Is Company “Culture” Dead, or Just Being Exposed?
By: Joe Lazar, Co-Founder & Principal
For years, companies talked about culture as if it were something that could be created through slogans, office perks, branded values, and the occasional all-hands meeting. But the last several years have put that idea under pressure. Layoffs, return-to-office mandates, burnout, economic uncertainty, and now the rapid arrival of AI have changed how many employees view the relationship between themselves and their employers. The old promise was simple: commit to the company, buy into the mission, and the company will commit back. Increasingly, that bargain has become less believable.
That does not mean culture is dead. But the performative version of it may be. Employees are becoming less interested in what companies say they value and more focused on what the work actually costs them. Time, energy, flexibility, security, and meaning have become part of the culture conversation in a much more direct way. When people are worried about whether their role will exist in 6 months, whether AI will be used to support them or replace them, or whether their company sees them as people or capacity, it becomes harder to ask them to deeply believe in long-term corporate narratives.

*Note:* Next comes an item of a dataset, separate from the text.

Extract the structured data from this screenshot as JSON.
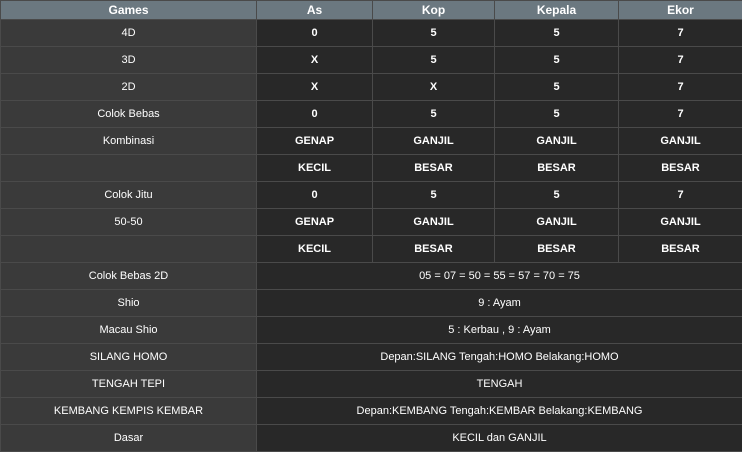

This is where the 4-day work week becomes more than an employee benefit. In the early days of widespread AI adoption, it could become one of the clearest tests of whether companies are willing to share productivity gains with their people. If AI helps teams move faster, reduce repetitive work, summarize information, draft documents, automate administrative tasks, and improve decision-making, then the question becomes: who benefits from that efficiency? Does it simply create more output expectations, or does it give people some time back?
Recent workplace research points to the same tension. Microsoft’s 2025 Work Trend Index describes a workplace where AI is reshaping how organizations operate, while also highlighting the growing gap between business demands and human capacity. At the same time, Gallup’s workplace research continues to show that engagement, trust, management quality, and intentional team design matter more than where people physically sit. These findings point to a simple reality: technology alone will not fix work. Leadership choices will.
A 4-day work week forces those choices into the open. It asks companies to become clearer about priorities, better at meetings, more disciplined about communication, and more honest about what work actually matters. It challenges the habit of measuring commitment by availability. It pushes leaders to distinguish between productivity and busyness. And in an AI-enabled workplace, that distinction may become one of the most important cultural questions a company can answer.
There is also a deeper human issue at play. People want their work to matter, but they also want their lives to feel like their own. If company culture is built around endless responsiveness, vague urgency, and the expectation that employees absorb every new efficiency gain as more work, then people will continue to detach. Not because they are lazy or disloyal, but because the emotional contract has already been broken. A shorter work week, designed well, can be a signal that the company understands this shift.
The risk, of course, is that organizations treat AI as a reason to demand more from fewer people. That path may create short-term savings, but it will likely deepen cynicism. Employees will see the message clearly: AI is not here to make work better; it is here to make labor cheaper. In that environment, culture becomes very difficult to defend. No amount of internal messaging can overcome a lived experience that tells people they are being optimized rather than valued.
But there is another path. Companies can use AI to redesign work around better outcomes, healthier pace, and more focused contribution. They can use a 4-day week not as a gimmick, but as an operating discipline. Fewer meetings. Clearer ownership. Better documentation. Stronger prioritization. More intentional collaboration. More trust. In that model, culture is not dead at all. It becomes more practical, more measurable, and more honest.
The companies that understand this may have an advantage in the next phase of work. Talent is already reevaluating what it wants from employers. Many people are less willing to trade their best energy for organizations that offer uncertainty in return. A thoughtful 4-day work week, supported by AI and disciplined management, could become a way to rebuild trust. Not by pretending the old version of company culture still works, but by creating a better one.
The challenge for leadership now is whether they have the will to move their organizations in this direction, not as a perk, but as a serious rethink of how work, trust, and productivity should function in the AI era.